Friday, 28 November 2014

Protasco shareholders oust Tey, Ooi

Protasco’s shareholders have voted to remove Tey Por Yee and Ooi Kock Aun from its board with immediate effect. At its rescheduled extraordinary general meeting (EGM) yesterday, 95.6% of the shareholders who attended and collectively own 170.4m shares, voted for their removal, compared with 4.3% (7.7m shares) who opposed the motion. Protasco has some 6,000 shareholders with the top 200 owning a combined 78% stake. (BT) 

Prasarana bags RM9m job for Makkah Metro phase one

Prasarana Malaysia has won a RM9m contract to provide operations and maintenance (O&M) consultancy services for phase one of the Makkah Public Transport Program Metro (Makkah Metro), its first international job since it ventured overseas last year. It would be responsible for the provision of the services to the Makkah Mass Rail Transit Company during the construction of phase one of Makkah Metro, said the nation's leading owner and operator of mass public transport systems and services in a press release yesterday. This covers two lines over 22 stations spanning 45.1km, including a 24.9km underground rail network. (Financial Daily) 

Re-POS-itioning Debit Card

The days of tapping a debit card on a point-of-sale (POS) device to pay for a glass of teh tarik or a newspaper are drawing closer as Bank Negara Malaysia unveils details of its roadmap for Malaysia’s migration to e-payments. Next year will see 50,000 POS terminals deployed among the targeted lower-tier merchants to enable customers to make payments using debit cards. The move is part of a plan that will see the banking industry deploy 570,000 new POS terminals nationwide between 2015 and 2020 (50,000 in 2015; 50,000 in 2016; 100,000 in 2017; 130,000 in 2018; 130,000 in 2019; and 110,000 in 2020). 

“The idea is to widen the acceptance of debit cards among consumers. We will conduct promotional activities to boost debit card use to 89m transactions in 2015, compared with 65m transactions this year,” said Bank Negara Malaysia deputy governor Datuk Muhammad Ibrahim at the “Payment System Forum & Exhibition 2014”, here, yesterday. (BT) 

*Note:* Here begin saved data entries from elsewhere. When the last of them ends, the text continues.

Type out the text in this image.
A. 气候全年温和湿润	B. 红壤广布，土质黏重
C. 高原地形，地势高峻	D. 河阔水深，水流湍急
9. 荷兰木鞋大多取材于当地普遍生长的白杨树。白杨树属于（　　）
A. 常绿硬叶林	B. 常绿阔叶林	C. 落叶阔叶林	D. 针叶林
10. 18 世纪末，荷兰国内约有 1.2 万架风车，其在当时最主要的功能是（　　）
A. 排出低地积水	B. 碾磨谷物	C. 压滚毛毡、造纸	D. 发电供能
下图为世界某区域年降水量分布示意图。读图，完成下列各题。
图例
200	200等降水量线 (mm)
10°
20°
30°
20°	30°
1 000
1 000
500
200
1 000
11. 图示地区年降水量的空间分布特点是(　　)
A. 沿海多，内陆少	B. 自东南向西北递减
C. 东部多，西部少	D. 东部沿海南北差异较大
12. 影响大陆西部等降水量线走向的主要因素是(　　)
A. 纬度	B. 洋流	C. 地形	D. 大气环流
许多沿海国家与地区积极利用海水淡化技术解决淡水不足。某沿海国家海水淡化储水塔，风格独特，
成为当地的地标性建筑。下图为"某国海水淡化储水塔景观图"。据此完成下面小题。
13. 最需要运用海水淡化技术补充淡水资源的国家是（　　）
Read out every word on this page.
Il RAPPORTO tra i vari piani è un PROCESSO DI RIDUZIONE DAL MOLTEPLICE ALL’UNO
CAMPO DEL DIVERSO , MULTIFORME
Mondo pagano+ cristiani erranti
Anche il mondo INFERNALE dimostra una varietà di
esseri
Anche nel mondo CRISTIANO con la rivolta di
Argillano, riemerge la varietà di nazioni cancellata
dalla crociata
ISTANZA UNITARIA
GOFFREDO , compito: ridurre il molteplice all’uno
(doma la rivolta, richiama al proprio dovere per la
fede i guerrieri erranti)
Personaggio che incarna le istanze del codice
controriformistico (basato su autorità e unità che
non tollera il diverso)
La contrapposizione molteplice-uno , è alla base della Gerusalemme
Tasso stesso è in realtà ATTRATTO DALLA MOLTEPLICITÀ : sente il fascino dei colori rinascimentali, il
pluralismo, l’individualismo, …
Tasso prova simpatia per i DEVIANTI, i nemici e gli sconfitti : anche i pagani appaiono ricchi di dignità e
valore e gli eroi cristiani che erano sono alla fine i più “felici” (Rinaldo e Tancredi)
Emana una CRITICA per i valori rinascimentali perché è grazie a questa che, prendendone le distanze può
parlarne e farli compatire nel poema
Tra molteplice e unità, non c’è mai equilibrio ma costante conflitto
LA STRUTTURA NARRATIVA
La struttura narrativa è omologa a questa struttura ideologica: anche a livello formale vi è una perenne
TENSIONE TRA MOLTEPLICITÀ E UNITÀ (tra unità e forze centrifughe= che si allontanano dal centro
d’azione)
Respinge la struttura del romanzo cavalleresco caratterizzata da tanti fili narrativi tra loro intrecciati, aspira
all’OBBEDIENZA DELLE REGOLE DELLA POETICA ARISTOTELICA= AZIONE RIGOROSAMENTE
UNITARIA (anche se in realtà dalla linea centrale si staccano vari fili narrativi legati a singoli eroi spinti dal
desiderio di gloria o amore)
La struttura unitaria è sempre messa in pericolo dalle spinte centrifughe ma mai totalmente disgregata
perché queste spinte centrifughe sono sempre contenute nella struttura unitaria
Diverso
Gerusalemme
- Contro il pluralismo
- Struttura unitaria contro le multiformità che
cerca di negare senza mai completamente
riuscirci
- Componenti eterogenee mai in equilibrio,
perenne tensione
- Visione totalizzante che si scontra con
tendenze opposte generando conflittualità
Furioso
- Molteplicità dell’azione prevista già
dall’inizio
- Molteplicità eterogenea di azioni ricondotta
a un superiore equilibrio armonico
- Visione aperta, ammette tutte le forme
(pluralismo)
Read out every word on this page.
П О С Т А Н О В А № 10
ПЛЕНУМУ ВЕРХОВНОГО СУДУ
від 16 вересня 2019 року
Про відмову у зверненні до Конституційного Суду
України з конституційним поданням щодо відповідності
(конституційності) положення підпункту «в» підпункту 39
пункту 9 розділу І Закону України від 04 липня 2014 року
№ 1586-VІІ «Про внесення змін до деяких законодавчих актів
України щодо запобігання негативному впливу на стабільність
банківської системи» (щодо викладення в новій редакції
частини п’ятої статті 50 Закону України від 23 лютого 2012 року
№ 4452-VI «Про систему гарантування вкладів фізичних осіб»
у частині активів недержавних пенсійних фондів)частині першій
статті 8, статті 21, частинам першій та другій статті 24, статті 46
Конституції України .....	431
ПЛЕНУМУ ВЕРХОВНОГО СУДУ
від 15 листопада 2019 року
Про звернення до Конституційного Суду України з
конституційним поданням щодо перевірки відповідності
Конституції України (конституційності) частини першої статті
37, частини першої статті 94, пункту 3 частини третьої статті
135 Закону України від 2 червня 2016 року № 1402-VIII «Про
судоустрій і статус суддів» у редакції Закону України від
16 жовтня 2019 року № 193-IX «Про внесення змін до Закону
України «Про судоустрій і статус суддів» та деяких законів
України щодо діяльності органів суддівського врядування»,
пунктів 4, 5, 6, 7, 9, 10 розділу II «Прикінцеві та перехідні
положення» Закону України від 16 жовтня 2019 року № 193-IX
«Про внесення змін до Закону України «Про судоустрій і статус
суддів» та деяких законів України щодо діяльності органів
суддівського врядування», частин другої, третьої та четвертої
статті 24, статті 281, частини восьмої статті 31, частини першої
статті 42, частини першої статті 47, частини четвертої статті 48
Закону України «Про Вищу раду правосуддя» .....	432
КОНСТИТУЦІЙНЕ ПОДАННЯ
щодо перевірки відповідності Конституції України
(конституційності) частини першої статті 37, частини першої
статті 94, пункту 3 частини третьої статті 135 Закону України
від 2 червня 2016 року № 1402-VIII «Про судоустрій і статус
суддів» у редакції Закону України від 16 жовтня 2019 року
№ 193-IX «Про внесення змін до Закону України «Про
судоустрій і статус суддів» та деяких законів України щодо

Kronologi to use listing proceeds for expansion

Enterprise data management (EDM) specialist Kronologi Asia Bhd plans to spend the RM17.18m raised from its ACE-listing IPO on expansion, research and working capital. Kronologi is making a public issue of 59.25m new shares at 29 sen a share.

  • “RM6m will be for expansion in existing and developing markets, RM3.5m for research and development, RM4.48m for working capital and RM3.2m for listing expenses,” said group CEO Piti Pramotedham at the launch of the company’s prospectus yesterday. 
  • The Singapore-based company has presence in Singapore, Malaysia, Thailand, the Philippines and Indonesia. “Large corporations are investing in developing socio-economic infrastructure as a result of economic transformation and developments. “Demand for EDM-managed services is increasing as companies seek low capital expenditure and IT resources solutions that can provide good risk management in terms of data protection and business continuity,” Pramotedham said.Kronologi is scheduled to be listed on December 15. (BT)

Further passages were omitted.